Rheumatoid Arthritis (RA)
Rheumatoid arthritis is one of the better recognised rheumatological conditions, and about 1% of the general population is diagnosed with it. The condition tends to affect the small joints of the hands, feet, and neck first, but can also affect larger joints. Symptoms include joint pain, and both stiffness and instability. This is an inflammatory autoimmune condition, in which the body attacks the joint surface in an inflammatory episode. When the episode subsides, the body tries to heal itself, but the joint is typically left with increased mobility which can lead to instability. Joints of the hands often heal incorrectly, leading to the deformities illustrated above.

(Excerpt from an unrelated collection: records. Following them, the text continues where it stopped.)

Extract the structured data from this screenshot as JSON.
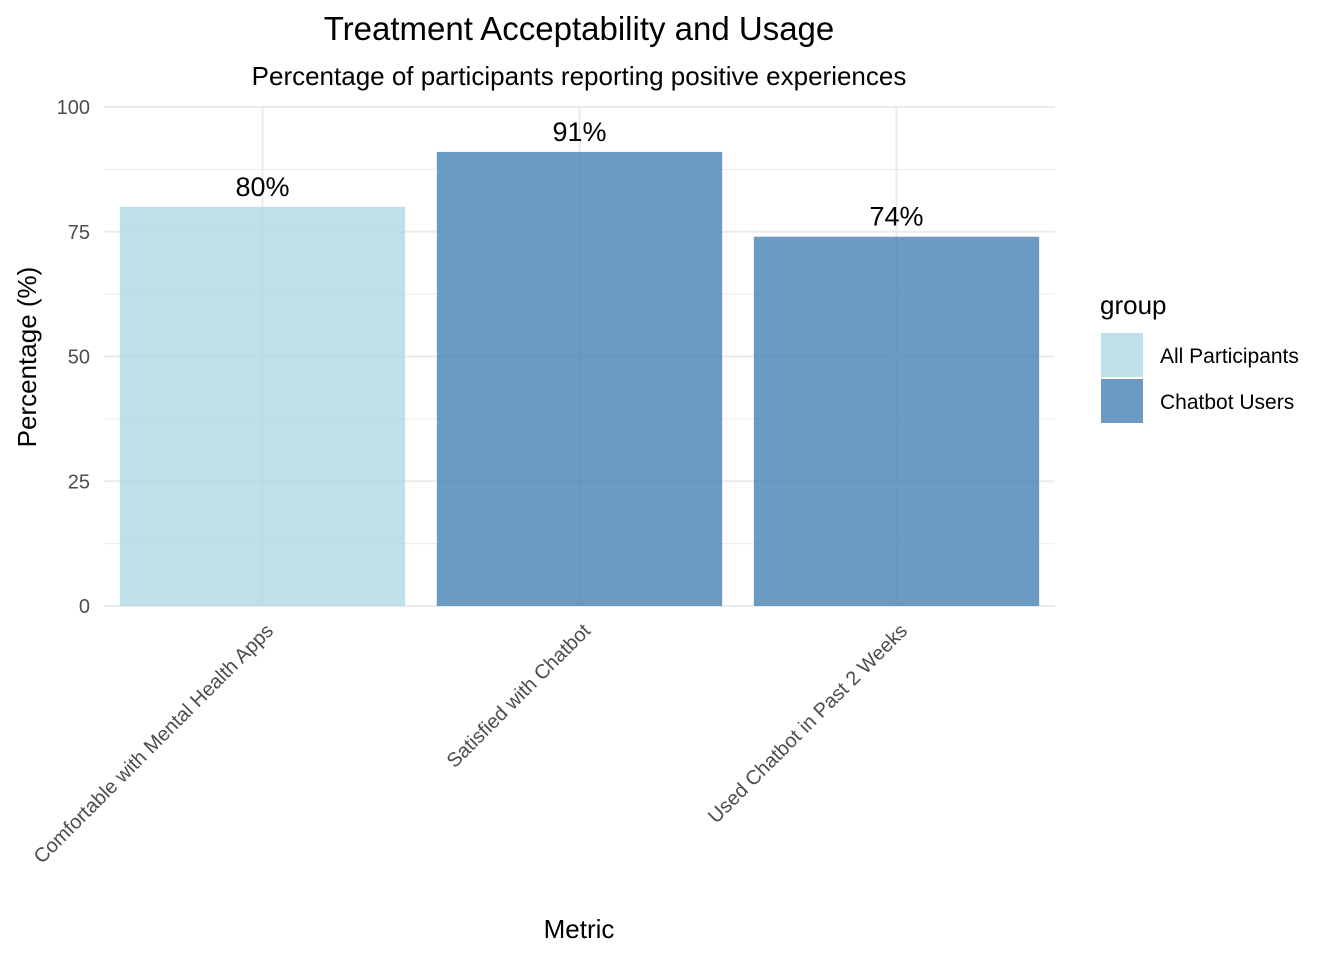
{
  "chart_data": {
    "type": "bar",
    "title": "Treatment Acceptability and Usage",
    "subtitle": "Percentage of participants reporting positive experiences",
    "xlabel": "Metric",
    "ylabel": "Percentage (%)",
    "ylim": [
      0,
      100
    ],
    "yticks": [
      "0",
      "25",
      "50",
      "75",
      "100"
    ],
    "categories": [
      "Comfortable with Mental Health Apps",
      "Satisfied with Chatbot",
      "Used Chatbot in Past 2 Weeks"
    ],
    "values": [
      80,
      91,
      74
    ],
    "data_labels": [
      "80%",
      "91%",
      "74%"
    ],
    "groups": [
      "All Participants",
      "Chatbot Users",
      "Chatbot Users"
    ],
    "grid": true,
    "legend": {
      "title": "group",
      "position": "right",
      "entries": [
        {
          "name": "All Participants",
          "color": "#add8e6"
        },
        {
          "name": "Chatbot Users",
          "color": "#4682b4"
        }
      ]
    }
  }
}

Osteopathic symptomatic relief may include gentle joint mobilisation to help flush through the inflammation. Massage techniques for the nearby muscles can help to prevent excessive stiffness, and a strengthening routine can help to support the increasingly hypermobile joints.
You can read more about Rheumatoid Arthritis here.
Ankylosing Spondylitis (AS)
In contrast to the relatively well recognised RA, Ankylosing Spondylitis is often mistaken for standard lower back pain. As a result, there is a roughly 8 year delay in diagnosis. The best outcomes come from appropriate and timely medication, so it is important that the condition is picked up as early as possible. Signs and symptoms that might point towards a diagnosis of AS are:
lower back pain that begins before the age of 40
pain and stiffness that is worse first thing in the morning or after rest
good response to ice or anti inflammatory medications
a family or personal history of other rheumatological conditions (especially RA or psoriatic arthritis)
a family or personal history of IBD: ulcerative colitis or Crohn’s disease
Diagnosis is made with a combination of blood tests and imaging. Not all cases cause changes that are visible on x-ray or MRI. This may be where the belief that men are more affected originates- women may be less likely to have the expected bony changes. Although medication is the most important aspect of treating AS, osteopathy may be able to help manage the discomfort alongside it.